Sampai di rumah tante Sindi, pria itu mengangkat semua barang-barang ku. Kemudian tante Sindi dan Assyila tidur di kamar masing-masing. Sedangkan Rizki pergi keluar dengan membawa sepeda motornya. Aku juga tidak bertanya dia ingin kemana. Tidak peduli pada hal yang berkaitan dengannya.
Aku melihat ada lemari baru di kamar Rizki, mungkin ini untukku. Ketika ku buka, "kenapa isinya baju Rizki?" tanyaku pada diri sendiri.
"Lemari kamu yang bekas punyaku yah, Nay." katanya yang tiba-tiba muncul seperti dedemit. Aku tidak menanggapi. Aku sudah mengerti. Aku segera memasukkan semua bajuku. Dan ku letakkan beberapa berkas-berkas serta buku-buku.

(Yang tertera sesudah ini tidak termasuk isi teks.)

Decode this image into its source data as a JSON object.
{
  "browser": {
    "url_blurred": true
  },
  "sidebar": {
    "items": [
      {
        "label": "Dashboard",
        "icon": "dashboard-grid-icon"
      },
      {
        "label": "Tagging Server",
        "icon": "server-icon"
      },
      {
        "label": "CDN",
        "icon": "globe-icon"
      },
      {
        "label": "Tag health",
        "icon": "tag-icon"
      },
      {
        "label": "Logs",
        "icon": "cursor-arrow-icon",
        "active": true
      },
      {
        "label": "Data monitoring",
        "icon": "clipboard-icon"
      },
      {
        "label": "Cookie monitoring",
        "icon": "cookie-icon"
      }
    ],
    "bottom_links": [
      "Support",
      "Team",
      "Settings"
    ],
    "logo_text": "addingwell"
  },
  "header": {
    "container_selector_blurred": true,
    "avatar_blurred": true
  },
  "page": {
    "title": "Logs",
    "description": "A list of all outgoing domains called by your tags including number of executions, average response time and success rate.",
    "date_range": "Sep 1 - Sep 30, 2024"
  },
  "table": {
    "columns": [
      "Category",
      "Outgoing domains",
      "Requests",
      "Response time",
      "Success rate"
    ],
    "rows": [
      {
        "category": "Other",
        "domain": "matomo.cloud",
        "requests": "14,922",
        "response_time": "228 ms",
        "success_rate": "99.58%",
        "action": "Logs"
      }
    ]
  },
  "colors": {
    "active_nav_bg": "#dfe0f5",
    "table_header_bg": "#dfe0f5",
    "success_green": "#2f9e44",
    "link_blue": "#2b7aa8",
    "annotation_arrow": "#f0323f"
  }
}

"Tadi pagi kamu kemana, Nay?" tanyanya. Aku diam saja. Memasang headset ditelingaku. Pria itu hanya mengerutkan dahi dan keluar dari kamar. Aku mendengar suara sepeda motor. Mungkin dia pergi lagi. Dasar aneh sekali.****
Seperti biasa akulah bangun awal pagi. Pukul 04:30 Wib, setelah sholat tahajjud. Aku menunggu azan sholat subuh. Selesai sholat subuh. Aku melihat tempat tidur kosong. Aku segera keluar kamar. Di dapur, aku melihat tidak ada bumbu dapur bahkan kompor mereka sangat bersih. Aku mencoba mencari sesuatu yang dapat ku masak. Namun, sayang tidak ada.
"Kami enggak masak. Kami selalu catering, Bunda kan enggak bisa masak." ucap Rizki yang sekali lagi datang secara tiba-tiba dengan wajah yang kusut sekali dan rambutnya berantakan. Dia menyandang jaketnya dan berjalan sempoyongan menuju kamar. Aku mencium bau yang menyengat. Aku seperti mengenali bau ini yang berasal dari Rizki. Pria itu langsung merebahkan tubuhnya di atas kasur. Sepatunya masih terpasang dan matanya terpejam.
"Kamu mabuk?" tanya ku. Rizki tidak menjawabnya. Aku menarik jaketnya.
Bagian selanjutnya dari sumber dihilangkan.